During the course of Obama's speech in Washington Square Park, the sun set over the low apartment buildings and trees. The Obama campaign's official graphic decorating signs and bumper stickers is a rising sun within the O of his name. And the darkening light during the speech cast an ironic and ominous metaphorical shade onto Obama's hope-heavy rhetoric. But the senator from Illinois kept pumping his fist and the crowd of students kept shouting excitedly.
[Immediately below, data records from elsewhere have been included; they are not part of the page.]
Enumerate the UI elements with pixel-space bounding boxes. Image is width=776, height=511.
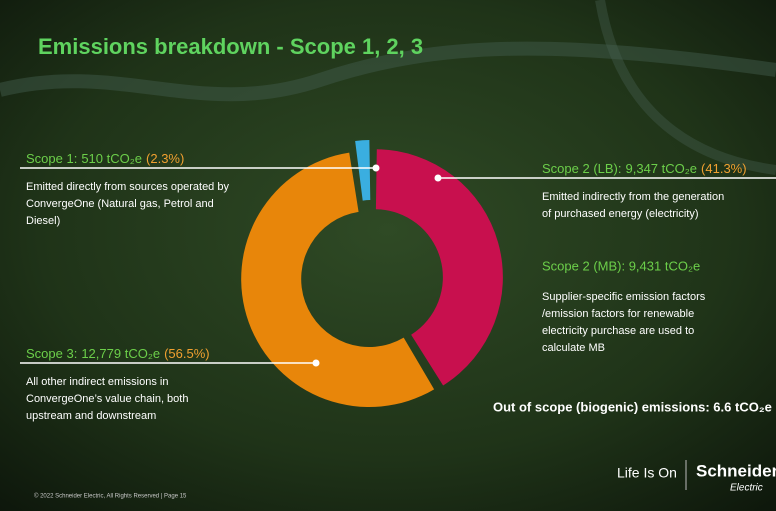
- label-heading: Scope 3: 12,779 tCO₂e (56.5%): [26, 346, 210, 361]
- label-description: All other indirect emissions in: [26, 376, 168, 388]
- label-description: upstream and downstream: [26, 410, 156, 422]
- annotation-line: calculate MB: [542, 342, 605, 354]
- category-label: Scope 1:: [26, 151, 77, 166]
- annotation-line: /emission factors for renewable: [542, 308, 694, 320]
- label-description: Diesel): [26, 215, 60, 227]
- brand-sub: Electric: [730, 483, 763, 494]
- annotation-heading: Scope 2 (MB): 9,431 tCO₂e: [542, 258, 700, 273]
- label-description: ConvergeOne (Natural gas, Petrol and: [26, 198, 214, 210]
- value-label: 510 tCO₂e: [81, 151, 142, 166]
- value-label: 9,347 tCO₂e: [626, 161, 698, 176]
- annotation-line: Supplier-specific emission factors: [542, 291, 706, 303]
- percent-label: (41.3%): [701, 161, 747, 176]
- tagline: Life Is On: [617, 465, 677, 481]
- label-description: Emitted directly from sources operated b…: [26, 181, 229, 193]
- percent-label: (2.3%): [146, 151, 184, 166]
- label-description: of purchased energy (electricity): [542, 208, 699, 220]
- label-heading: Scope 1: 510 tCO₂e (2.3%): [26, 151, 184, 166]
- percent-label: (56.5%): [164, 346, 210, 361]
- label-heading: Scope 2 (LB): 9,347 tCO₂e(41.3%): [542, 161, 747, 176]
- annotation-line: electricity purchase are used to: [542, 325, 694, 337]
- value-label: 12,779 tCO₂e: [81, 346, 160, 361]
- label-description: ConvergeOne’s value chain, both: [26, 393, 188, 405]
- leader-dot: [373, 165, 380, 172]
- brand: Schneider: [696, 461, 776, 480]
- background: [0, 0, 776, 511]
- slide: Emissions breakdown - Scope 1, 2, 3 Scop…: [0, 0, 776, 511]
- label-description: Emitted indirectly from the generation: [542, 191, 724, 203]
- footer-copyright: © 2022 Schneider Electric, All Rights Re…: [34, 493, 187, 500]
- category-label: Scope 2 (LB):: [542, 161, 622, 176]
- leader-dot: [313, 360, 320, 367]
- leader-dot: [435, 175, 442, 182]
- category-label: Scope 3:: [26, 346, 77, 361]
- title: Emissions breakdown - Scope 1, 2, 3: [38, 34, 423, 59]
- annotation: Out of scope (biogenic) emissions: 6.6 t…: [493, 399, 772, 414]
The youth fever is real, extending beyond Washington Square Park trees. Obama has cast a spell over college students, but in the end, it may not be enough.

Gants acknowleges that the Obama campaign faces an uphill battle since "it's tougher to convince older voters that real change is possible because they've seen politicians come and go, but that's why we need young voters to…show everyone that a real transformation of American politics is possible." Still, Fineman warns, "This is the baby boomer generation, and it doesn't give up power easily or willingly. You're gonna have to rip it from our cold lifeless fingers."